«Buongiorno, Marco».
Il ragazzo non risponde. La testa incassata nelle spalle e l’aria imbronciata con gli occhi rivolti a terra.
Raffaele si siede e appoggia il dossier sulla scrivania.
Il commissario Carbone ha pensato bene di assegnare a lui l’interrogatorio solo perché ha un figlio più o meno della stessa età di Marco. Come se avere dei figli adolescenti ti desse un qualche tipo di abilità soprannaturale a comunicarci, pensa Raffaele. Che idea! A malapena ci parla con suo figlio. Andrea passa ore davanti al computer, e quando gli si chiede qualcosa, invece di rispondere, grugnisce.
«Sono l’ispettore Raffaele Zanardi, vorrei solo farti qualche domanda in merito a quanto successo ieri sera al parco».
Marco mantiene lo sguardo basso, si torce le dita delle mani e muove una gamba, tamburellando con un piede il pavimento.
«Non ho fatto niente» dice all’improvviso.
«Nessuno dice che tu abbia fatto qualcosa. Solo non ci sono chiare le dinamiche dell’aggressione e vorremmo capire bene come è andata, tu eri lì e—»
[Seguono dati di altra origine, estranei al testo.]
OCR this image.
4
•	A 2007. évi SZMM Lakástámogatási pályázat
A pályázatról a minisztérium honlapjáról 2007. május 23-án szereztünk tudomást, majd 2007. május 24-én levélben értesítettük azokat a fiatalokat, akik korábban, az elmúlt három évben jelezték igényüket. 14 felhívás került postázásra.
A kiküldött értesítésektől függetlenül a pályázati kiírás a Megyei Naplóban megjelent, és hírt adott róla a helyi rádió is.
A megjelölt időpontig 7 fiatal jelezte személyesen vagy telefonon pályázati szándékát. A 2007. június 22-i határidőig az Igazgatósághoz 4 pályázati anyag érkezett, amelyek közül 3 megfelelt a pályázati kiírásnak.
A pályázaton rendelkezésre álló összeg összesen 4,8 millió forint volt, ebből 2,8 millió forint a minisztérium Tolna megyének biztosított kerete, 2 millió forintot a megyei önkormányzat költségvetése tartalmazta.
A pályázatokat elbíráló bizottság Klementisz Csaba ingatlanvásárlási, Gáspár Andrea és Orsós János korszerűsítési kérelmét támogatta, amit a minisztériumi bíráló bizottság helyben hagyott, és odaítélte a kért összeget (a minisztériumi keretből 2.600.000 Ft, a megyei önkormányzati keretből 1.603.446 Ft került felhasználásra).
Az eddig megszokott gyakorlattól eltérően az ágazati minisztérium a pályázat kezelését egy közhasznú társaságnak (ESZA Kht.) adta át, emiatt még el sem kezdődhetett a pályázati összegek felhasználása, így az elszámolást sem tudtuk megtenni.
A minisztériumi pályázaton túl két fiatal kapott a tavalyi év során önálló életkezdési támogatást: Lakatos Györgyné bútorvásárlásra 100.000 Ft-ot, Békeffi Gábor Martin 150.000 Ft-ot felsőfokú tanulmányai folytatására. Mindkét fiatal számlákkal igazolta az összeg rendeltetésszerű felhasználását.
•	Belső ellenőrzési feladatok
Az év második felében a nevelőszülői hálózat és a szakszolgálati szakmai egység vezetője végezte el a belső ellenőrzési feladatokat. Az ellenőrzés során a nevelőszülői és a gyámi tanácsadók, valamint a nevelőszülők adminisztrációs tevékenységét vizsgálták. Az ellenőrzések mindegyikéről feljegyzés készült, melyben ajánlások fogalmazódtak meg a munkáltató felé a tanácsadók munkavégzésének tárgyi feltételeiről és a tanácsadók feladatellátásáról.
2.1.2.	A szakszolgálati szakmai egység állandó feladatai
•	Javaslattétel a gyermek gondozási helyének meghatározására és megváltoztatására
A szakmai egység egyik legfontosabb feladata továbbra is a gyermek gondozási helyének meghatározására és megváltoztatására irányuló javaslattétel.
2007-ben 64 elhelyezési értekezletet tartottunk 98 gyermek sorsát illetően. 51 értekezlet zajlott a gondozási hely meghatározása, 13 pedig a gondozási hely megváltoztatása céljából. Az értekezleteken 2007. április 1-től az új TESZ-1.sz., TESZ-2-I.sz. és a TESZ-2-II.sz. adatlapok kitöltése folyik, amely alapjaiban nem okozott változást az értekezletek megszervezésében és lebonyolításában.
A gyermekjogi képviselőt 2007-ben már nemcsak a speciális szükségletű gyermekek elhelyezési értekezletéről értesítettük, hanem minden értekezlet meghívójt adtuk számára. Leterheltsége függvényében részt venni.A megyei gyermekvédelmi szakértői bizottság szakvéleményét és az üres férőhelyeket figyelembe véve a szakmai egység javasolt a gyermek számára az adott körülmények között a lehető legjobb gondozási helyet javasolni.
«Io passavo per caso, non ho fatto niente» ribadisce Marco, interrompendolo. Poi torna a fissare il pavimento, e ad accanirsi con il piede sul linoleum.
Raffaele si trattiene dal sospirare, estrae alcune foto dal plico di documenti e gliene mostra una, facendogliela scivolare davanti.
«Questi sono i tuoi amici, Andrea e Alex, giusto?» Indica con un dito i due ragazzi.
«Non faccio la spia, io» sbotta lui.
«Non ce n’è bisogno. Sappiamo per certo che si tratta di loro. E questo sei tu». La qualità dell’immagine è discutibile, l’ha scattata un passante con il cellulare, ma si vedono chiaramente i volti di Andrea, Alex, e anche quello di Marco.
Il ragazzo si alza di scatto facendo cadere la sedia.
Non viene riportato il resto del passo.